Les enjeux d’un instrument d’intégration économique
La 30e session de la Conférence des Chefs d’Etat et de Gouvernement de la Communauté Economique des Etats de l’Afrique de l’Ouest (Cedeao) tenue en janvier 2006 à Niamey a décidé de la création d’un Tarif extérieur commun de la Cedeao (Tec-Cedeao) calqué sur le modèle de l’Union Economique Monétaire Ouest-africaine (Uemoa) avec la possibilité d’y apporter quelques réaménagements. Une décision dont les enjeux tournent autour de l’intégration économique dans l’espace Cedeao avec la détermination des produits à insérer dans la cinquième bande taxée au taux de 35%...

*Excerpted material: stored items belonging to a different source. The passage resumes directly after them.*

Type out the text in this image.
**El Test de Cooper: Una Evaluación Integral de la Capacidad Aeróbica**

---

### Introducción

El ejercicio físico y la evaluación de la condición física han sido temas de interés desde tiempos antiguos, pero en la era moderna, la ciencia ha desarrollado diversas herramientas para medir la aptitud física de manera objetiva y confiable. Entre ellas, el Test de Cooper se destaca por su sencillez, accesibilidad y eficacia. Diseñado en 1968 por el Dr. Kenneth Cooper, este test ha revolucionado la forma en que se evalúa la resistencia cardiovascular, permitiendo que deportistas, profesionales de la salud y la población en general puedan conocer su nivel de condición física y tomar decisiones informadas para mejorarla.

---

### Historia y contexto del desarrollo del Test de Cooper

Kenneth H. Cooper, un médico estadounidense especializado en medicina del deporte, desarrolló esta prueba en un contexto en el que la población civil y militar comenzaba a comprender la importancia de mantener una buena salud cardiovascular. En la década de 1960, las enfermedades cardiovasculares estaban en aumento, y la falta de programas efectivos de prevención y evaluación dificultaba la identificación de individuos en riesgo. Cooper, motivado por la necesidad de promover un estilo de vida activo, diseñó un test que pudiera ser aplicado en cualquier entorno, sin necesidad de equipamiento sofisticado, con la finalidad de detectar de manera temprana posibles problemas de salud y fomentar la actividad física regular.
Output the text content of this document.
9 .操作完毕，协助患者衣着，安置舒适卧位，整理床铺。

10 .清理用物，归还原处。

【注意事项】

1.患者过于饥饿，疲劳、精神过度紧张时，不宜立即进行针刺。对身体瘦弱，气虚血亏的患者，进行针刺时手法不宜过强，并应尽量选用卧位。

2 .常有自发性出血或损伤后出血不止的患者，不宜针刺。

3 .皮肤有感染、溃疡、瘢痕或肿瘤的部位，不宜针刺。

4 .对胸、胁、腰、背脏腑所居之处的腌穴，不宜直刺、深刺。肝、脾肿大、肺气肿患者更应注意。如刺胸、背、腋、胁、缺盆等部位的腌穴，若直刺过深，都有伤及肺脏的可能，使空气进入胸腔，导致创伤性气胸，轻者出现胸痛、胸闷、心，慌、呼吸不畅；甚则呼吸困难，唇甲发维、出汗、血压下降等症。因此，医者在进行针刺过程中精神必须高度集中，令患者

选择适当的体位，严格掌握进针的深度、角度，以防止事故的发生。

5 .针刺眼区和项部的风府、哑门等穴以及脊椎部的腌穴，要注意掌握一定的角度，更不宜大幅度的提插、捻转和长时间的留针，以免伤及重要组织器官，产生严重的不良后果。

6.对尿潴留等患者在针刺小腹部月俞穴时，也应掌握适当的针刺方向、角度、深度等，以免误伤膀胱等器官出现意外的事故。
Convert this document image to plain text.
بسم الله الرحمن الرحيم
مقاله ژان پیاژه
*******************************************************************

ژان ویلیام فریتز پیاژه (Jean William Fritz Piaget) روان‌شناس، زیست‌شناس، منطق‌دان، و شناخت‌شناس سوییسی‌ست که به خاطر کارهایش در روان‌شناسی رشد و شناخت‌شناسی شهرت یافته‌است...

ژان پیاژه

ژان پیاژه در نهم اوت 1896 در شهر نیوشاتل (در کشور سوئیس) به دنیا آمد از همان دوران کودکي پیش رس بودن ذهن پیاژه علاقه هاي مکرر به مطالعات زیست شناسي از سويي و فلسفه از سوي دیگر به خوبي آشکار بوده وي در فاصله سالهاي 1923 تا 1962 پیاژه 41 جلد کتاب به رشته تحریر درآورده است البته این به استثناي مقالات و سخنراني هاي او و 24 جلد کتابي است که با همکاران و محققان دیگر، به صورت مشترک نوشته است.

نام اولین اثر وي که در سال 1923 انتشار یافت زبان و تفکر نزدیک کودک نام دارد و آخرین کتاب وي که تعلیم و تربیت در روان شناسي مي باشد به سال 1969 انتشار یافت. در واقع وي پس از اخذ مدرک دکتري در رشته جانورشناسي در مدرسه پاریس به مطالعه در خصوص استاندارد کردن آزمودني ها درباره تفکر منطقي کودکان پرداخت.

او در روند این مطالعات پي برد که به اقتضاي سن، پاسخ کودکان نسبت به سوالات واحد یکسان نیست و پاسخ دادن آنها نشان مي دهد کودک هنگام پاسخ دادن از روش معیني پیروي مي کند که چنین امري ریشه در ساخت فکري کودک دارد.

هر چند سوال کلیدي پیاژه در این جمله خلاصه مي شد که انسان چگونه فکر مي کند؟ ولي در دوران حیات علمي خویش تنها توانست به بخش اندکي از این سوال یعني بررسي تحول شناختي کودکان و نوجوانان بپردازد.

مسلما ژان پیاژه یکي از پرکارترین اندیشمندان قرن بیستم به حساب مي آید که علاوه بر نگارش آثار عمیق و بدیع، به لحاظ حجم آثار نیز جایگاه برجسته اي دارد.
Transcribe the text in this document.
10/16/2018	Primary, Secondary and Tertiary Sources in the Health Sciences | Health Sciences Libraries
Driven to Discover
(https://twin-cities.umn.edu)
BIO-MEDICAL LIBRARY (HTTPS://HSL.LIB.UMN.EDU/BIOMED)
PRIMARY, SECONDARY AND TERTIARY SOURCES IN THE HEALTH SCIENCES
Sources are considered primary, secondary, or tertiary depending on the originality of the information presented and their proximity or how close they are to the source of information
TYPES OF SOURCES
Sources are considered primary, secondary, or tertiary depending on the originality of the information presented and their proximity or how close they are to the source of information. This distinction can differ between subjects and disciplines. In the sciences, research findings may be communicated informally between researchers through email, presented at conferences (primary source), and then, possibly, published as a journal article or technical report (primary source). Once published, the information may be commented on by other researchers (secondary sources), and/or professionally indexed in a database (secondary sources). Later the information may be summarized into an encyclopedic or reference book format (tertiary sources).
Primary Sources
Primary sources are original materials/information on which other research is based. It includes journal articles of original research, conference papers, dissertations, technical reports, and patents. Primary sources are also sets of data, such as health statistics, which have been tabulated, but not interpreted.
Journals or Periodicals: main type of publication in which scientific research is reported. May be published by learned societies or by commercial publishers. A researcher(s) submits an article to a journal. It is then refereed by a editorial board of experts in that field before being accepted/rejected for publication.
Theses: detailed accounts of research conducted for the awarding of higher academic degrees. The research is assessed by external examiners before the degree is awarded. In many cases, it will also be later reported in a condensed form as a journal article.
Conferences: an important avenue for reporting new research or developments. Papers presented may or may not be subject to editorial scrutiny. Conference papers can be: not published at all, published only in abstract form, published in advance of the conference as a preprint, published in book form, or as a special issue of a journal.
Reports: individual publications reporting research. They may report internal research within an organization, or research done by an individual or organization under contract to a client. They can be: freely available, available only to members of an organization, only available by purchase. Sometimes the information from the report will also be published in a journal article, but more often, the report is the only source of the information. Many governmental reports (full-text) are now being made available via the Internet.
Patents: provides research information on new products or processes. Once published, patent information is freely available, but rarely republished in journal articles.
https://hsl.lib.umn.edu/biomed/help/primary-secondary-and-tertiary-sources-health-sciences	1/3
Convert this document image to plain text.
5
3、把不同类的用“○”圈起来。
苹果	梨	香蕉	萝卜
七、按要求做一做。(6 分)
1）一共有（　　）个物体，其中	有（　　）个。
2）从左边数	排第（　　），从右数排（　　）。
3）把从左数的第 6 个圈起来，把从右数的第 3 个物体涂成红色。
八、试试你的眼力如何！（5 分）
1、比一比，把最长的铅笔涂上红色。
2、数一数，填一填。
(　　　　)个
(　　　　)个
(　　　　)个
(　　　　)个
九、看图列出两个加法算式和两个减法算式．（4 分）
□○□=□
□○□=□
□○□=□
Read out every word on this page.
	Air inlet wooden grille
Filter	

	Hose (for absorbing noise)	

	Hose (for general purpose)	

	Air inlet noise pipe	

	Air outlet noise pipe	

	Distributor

- Les politiques agricoles au coeur du Tec-Cedeao
En prélude à la signature d’Accord de partenariat économique (Ape), les Etats de la Communauté Economique des Etats de l’Afrique de l’Ouest (Cedeao) se sont engagé dans le processus de la mise en place d’un tarif extérieur commun pour la construction d’une union douanière de près de 5 millions de km² et d’environ 300 millions d’habitants. Une union douanière à même d’offrir des opportunités de croissance et de création d’emplois, de lutte contre les détournements de trafic et d’assurer une meilleure intégration de la région à l’économie mondiale. Mieux, il s’agit de créer un marché de libre échange en cohérence avec les politiques économiques et sectorielles communes pour la promotion du commerce intra-régional et la protection optimale des secteurs de production. Pour y parvenir, il a été mis en place un comité conjoint de gestion en vue d’harmoniser les positions des pays membres par rapport à l’arrimage du Tec-Uemoa et du Tec-Cedeao par la création d’une cinquième bande au taux de 35%. Un niveau de protection à la limite supérieur à celui du Tec-Uemoa avec ses quatre catégories de droits de douane appliqués aux importations sur base ad valorem (0 %, 5 %, 10 %, 20 %) et qui s’est révélé très peu efficace en terme de protection au niveau des secteurs tels que l’aviculture, le textile et la riziculture... D’où le nécessaire réaménagement devant aboutir à un Tec-Cedeao beaucoup plus protecteur par rapport aux principaux partenaires commerciaux de la Cedeao. Autrement, il sera question de tenir compte dans la définition d’une 5ème bande, des orientations des politiques sectorielles existantes notamment l’Ecowap, de l’offre d’accès au marché dans le cadre des Accords de partenariat économique (APE) et des préoccupations parfois contradictoires des pays sur certains produits stratégiques comme le riz et les médicaments... Une étape décisive qui constitue aujourd’hui le point d’achoppement dans le processus de la mise en place du Tec-Cedeao.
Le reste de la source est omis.